Osteoid matrix deposition.

Discussion

The presence of focal myxoid areas in chondroma of the hand is reported in the literature.3,4 If the myxoid component is predominant, a myxoid variant of chondroma should be considered. In this context, the main differential diagnosis is myxoid chondrosarcoma. In our case, a diagnosis of malignancy was not considered due to the absence of cellular pleomorphism and because the hand is a very unusual site for malignant chondroid neoplasms.
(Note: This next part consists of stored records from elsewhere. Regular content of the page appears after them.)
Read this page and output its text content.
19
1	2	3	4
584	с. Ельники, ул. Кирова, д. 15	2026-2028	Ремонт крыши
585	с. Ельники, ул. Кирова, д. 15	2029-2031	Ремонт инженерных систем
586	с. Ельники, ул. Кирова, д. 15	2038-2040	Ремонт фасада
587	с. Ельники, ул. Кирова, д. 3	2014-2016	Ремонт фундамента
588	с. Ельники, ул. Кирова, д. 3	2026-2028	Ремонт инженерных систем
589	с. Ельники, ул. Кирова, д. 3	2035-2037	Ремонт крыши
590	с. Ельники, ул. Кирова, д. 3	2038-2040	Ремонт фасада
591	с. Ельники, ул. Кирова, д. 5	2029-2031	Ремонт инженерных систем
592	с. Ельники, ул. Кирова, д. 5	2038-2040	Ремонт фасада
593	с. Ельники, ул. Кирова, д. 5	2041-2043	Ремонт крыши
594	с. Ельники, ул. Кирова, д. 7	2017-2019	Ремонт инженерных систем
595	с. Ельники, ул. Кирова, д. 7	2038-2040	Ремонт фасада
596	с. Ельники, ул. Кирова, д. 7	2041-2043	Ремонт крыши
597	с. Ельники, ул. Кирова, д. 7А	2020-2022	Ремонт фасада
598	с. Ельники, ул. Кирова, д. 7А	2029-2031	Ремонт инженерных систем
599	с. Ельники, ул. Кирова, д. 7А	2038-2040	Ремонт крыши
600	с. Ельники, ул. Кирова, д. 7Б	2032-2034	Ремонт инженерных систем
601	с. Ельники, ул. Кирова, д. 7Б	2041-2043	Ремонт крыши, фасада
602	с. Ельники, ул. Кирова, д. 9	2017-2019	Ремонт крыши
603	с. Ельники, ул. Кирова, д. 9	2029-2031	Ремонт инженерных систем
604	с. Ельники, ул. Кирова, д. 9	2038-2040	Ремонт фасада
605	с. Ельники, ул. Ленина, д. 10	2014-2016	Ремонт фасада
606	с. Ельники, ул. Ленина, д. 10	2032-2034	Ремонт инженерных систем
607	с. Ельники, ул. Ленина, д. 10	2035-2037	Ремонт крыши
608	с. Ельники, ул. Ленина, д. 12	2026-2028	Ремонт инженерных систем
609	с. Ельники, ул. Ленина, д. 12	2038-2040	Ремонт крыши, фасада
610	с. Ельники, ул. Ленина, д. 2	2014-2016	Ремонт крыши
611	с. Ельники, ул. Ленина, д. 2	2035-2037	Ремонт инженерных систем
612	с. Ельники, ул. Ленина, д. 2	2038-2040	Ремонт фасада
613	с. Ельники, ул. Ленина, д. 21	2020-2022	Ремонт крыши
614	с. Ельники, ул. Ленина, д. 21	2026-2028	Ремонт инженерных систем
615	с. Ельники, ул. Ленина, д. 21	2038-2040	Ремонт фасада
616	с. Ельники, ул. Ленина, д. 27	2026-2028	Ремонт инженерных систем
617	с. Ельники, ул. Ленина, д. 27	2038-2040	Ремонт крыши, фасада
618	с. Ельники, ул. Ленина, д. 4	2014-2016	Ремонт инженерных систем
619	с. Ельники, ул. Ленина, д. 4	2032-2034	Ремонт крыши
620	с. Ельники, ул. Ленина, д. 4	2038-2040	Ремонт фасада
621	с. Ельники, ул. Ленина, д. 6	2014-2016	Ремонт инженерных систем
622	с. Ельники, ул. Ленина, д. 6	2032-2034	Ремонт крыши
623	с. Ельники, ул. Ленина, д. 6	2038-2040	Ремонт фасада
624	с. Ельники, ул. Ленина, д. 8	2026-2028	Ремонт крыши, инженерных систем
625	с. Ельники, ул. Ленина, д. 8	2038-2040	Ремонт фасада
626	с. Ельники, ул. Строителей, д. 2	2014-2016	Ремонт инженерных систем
As for the unusual presence of osteoid matrix formation, it is described in both chondroblastoma, in which areas showing osteoid-like matrix (in diffuse or trabecular pattern) are expected5 and in chondromyxoid fibroma.6 The lesion we described, even though it showed an osteoid formation, did not fulfill all the criteria for a diagnosis of the abovementioned entities. However, we believe the finding of an osteoid matrix is striking in the setting of a chondroma of the hand. It is common for both benign and malignant cartilage tumors to undergo pathologic fracture, making the histology of new bone formation associated with the cartilage somewhat complex, but in the case reported here, neither radiologic nor pathologic signs of fracture were seen. To the best of our knowledge, this is the first report in the literature of a chondroma of the hand with osteoid formation.